Monday, November 24, 2008

Sec. Rubin At Least Knew There Was Risk

Robert Rubin is coming under a lot of fire today for pushing risk at Citi based on this quote:

“Chuck Prince going down to the corporate investment bank in late 2002 was the start of that process,” a former Citigroup executive said of the bank’s big C.D.O. push. “Chuck was totally new to the job. He didn’t know a C.D.O. from a grocery list, so he looked for someone for advice and support. That person was Rubin. And Rubin had always been an advocate of being more aggressive in the capital markets arena. He would say, ‘You have to take more risk if you want to earn more."

Now, I want to make my position perfectly clear. Sec. Rubin should be held accountable for that advice and those decisions. Brad DeLong's comments seem to want to exonerate Sec. Rubin, but he needs to justify those decisions himself. It is a truism to say that Sec. Rubin's job was to make money by taking risks. Good point. It adds nothing to the discussion. The discussion is about how well he did that job. There's no worry about him being assessed, he'll have lots of company.

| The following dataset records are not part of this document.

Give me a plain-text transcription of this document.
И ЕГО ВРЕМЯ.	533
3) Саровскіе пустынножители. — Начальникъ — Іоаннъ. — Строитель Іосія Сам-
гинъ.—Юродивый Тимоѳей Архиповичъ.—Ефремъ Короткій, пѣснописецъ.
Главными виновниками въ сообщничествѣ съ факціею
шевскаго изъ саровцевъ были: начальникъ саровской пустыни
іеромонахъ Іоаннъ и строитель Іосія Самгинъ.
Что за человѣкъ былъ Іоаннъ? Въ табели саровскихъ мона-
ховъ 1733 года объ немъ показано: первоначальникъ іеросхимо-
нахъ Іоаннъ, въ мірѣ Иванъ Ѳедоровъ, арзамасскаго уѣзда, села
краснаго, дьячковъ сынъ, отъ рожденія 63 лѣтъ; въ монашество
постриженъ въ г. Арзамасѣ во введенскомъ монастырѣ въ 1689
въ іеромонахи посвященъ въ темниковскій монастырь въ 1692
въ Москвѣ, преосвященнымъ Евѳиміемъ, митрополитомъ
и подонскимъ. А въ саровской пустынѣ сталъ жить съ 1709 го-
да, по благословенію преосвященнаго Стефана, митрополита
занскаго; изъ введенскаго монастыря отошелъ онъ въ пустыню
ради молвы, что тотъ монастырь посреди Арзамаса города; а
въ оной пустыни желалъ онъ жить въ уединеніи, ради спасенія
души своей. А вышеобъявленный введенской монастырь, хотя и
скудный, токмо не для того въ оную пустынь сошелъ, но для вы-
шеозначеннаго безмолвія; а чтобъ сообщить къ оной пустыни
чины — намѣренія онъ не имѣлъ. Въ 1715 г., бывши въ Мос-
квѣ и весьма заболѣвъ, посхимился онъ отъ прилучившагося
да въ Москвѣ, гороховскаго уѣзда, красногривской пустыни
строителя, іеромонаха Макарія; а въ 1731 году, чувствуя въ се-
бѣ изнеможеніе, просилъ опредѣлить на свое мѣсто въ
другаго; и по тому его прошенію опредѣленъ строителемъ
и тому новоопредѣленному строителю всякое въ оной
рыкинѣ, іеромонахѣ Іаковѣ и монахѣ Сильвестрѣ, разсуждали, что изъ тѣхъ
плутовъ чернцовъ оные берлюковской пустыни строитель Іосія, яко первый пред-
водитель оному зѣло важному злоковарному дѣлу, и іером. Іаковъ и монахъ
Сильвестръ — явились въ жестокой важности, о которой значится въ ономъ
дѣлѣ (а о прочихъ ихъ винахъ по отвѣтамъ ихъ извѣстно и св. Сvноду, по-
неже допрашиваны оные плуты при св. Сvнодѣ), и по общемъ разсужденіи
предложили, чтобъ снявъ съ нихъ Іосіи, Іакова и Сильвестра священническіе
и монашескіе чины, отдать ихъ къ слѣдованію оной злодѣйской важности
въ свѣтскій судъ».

However, from my point of view, Sec. Rubin is the hero of the whole article. He seems to be one of the few people involved who admits that CDOs were riskier investments, intended to make more money by extending risk. How many times have I read the following:

These CDSs and CDOs, we were assured that, even though they were chosen because of their lower capital requirements, we were assured that they were less risky by models created by physicists, phrenologists, cosmologists,cosmetologists, all sorts of really brainy chaps,with all sorts of really obscure mathematics only they could decipher. So, we were totally unprepared for risk. We'd been told that there wasn't any. That was the beauty of these investments. Lots of money with no risk.

So, I'm exaggerating, but Sec. Rubin deserves a medal for understanding and owning up to the risky nature of CDSs and CDOs, which, although complicated, can be explained to average investors using simple phrases like "riskier", "less tested", "complicated", etc.